Pueblo (AGER-2) was the third ship of the United States Navy named in honor of Pueblo, Colorado. She was laid down in 1944, as the US Army small freighter FS-344 by Kewaunee Shipbuilding and Engineering Corporation of Kewaunee, Wisconsin. She was commissioned on 7 April 1945. FS-344 was placed out of service in 1954. FS-344 was transferred to the United States Navy on 12 April 1966, and was renamed Pueblo (AKL-44). Initially, she served as a light cargo ship, but shortly after resuming service was converted to an intelligence gathering ship and redesignated AGER-2 on 13 May 1967.

On 23 January 1968, Pueblo was attacked, boarded, and seized by North Korean forces while in, according to U.S. officials, international waters. As of 2016, Pueblo is still held by North Korea as a tourist attraction in Pyongyang, North Korea. She was moored on the Taedong River, near the spot that the General Sherman incident is believed to have taken place, from 1999 until 2012. In late 2012 Pueblo was moved again to the Botong River in Pyongyang next to a new addition to the Pyongyang Victorious War Museum, where the ship is currently located. The ship was renovated and made open to tourists with an accompanying video of the North Korean perspective in late July 2013. To commemorate the anniversary of the Korean War, the ship had a new layer of paint added.
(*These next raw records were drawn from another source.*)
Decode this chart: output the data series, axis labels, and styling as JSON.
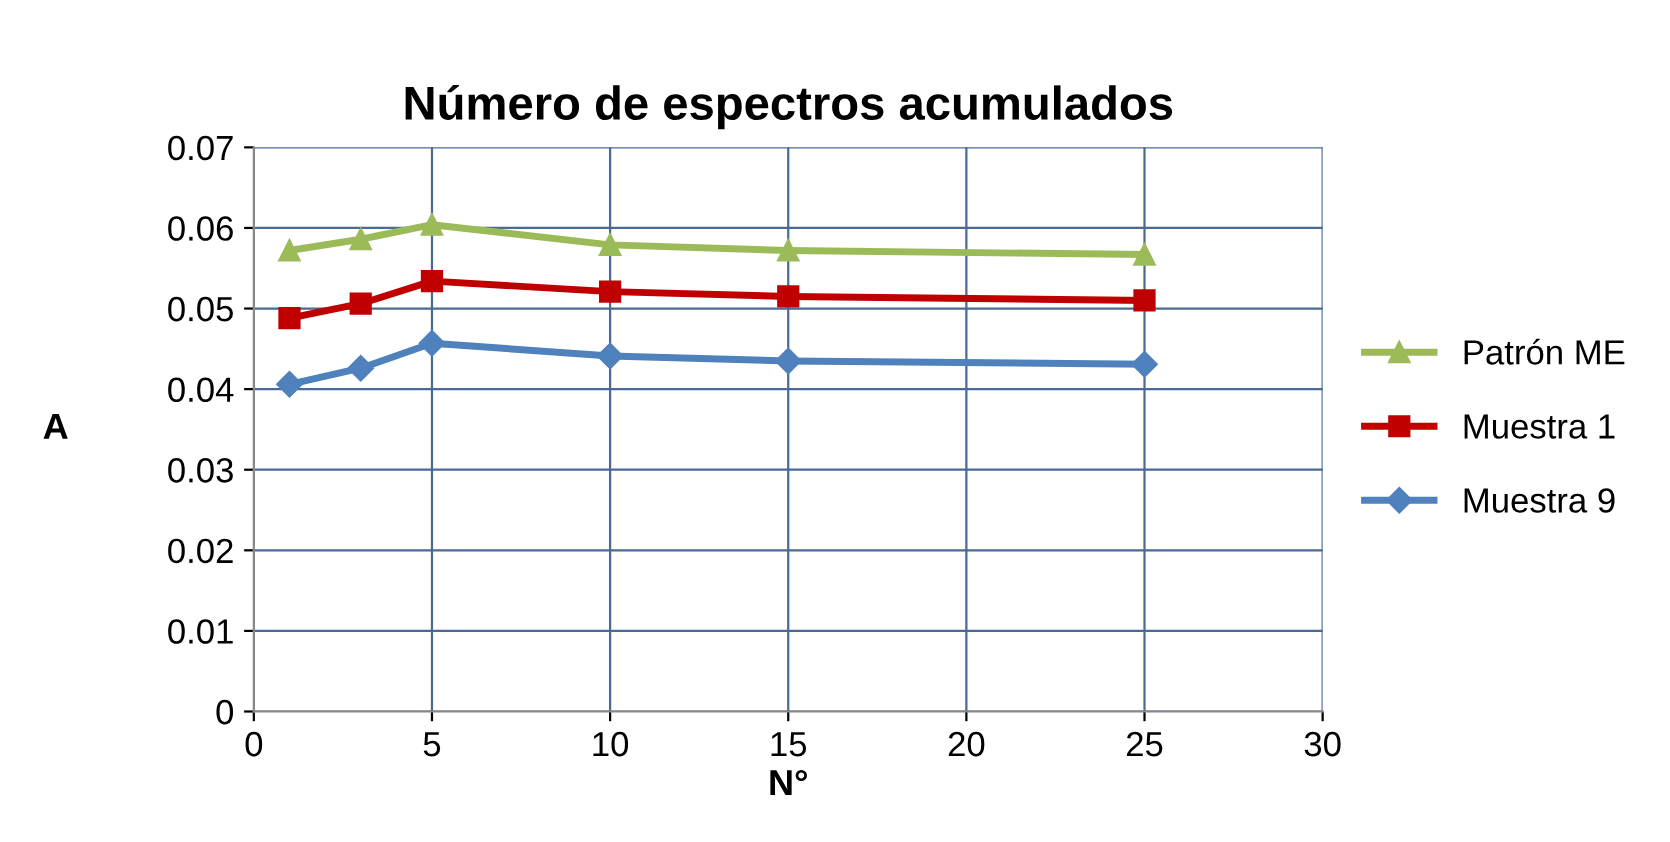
{
  "chart_data": {
    "type": "line",
    "title": "Número de espectros acumulados",
    "xlabel": "N°",
    "ylabel": "A",
    "x": [
      1,
      3,
      5,
      10,
      15,
      25
    ],
    "series": [
      {
        "name": "Patrón ME",
        "color": "#9bbb59",
        "marker": "triangle",
        "values": [
          0.0572,
          0.0586,
          0.0604,
          0.0579,
          0.0572,
          0.0567
        ]
      },
      {
        "name": "Muestra 1",
        "color": "#c00000",
        "marker": "square",
        "values": [
          0.0488,
          0.0506,
          0.0534,
          0.0521,
          0.0515,
          0.051
        ]
      },
      {
        "name": "Muestra 9",
        "color": "#4f81bd",
        "marker": "diamond",
        "values": [
          0.0406,
          0.0426,
          0.0457,
          0.0441,
          0.0435,
          0.0431
        ]
      }
    ],
    "xlim": [
      0,
      30
    ],
    "xticks": [
      0,
      5,
      10,
      15,
      20,
      25,
      30
    ],
    "ylim": [
      0,
      0.07
    ],
    "yticks": [
      0,
      0.01,
      0.02,
      0.03,
      0.04,
      0.05,
      0.06,
      0.07
    ],
    "grid": true,
    "legend": "right",
    "line_style": "solid"
  }
}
Pueblo is still considered to be commissioned by the United States Navy and remains the second-oldest commissioned ship in the U.S. Navy, behind . Pueblo is one of only a few American ships to have been captured since the wars in Tripoli.

=== Palm Beach ===

Palm Beach (AGER-3) was the only ship of the United States Navy named after Palm Beach, Florida. She was laid down in 1944, as the US Army small freighter Colonel Armond Peterson (FS-217), a Design 427 coastal freighter. First based in San Francisco, Colonel Armond Peterson later surveyed the coasts of Central America after being moved to Balboa, in the Panama Canal Zone. Placed in reserve on 17 February 1956, Colonel Armond Peterson was acquired by the United States Navy and converted to an environmental research ship, also being redesignated Palm Beach (AGER-3). She served for two years in that capacity, collecting intelligence in the Mediterranean Sea and the North Sea. The vessel was decommissioned in 1969, and later sold to a private owner, involved in drug smuggling and later sunk and used as a scuba diving reef.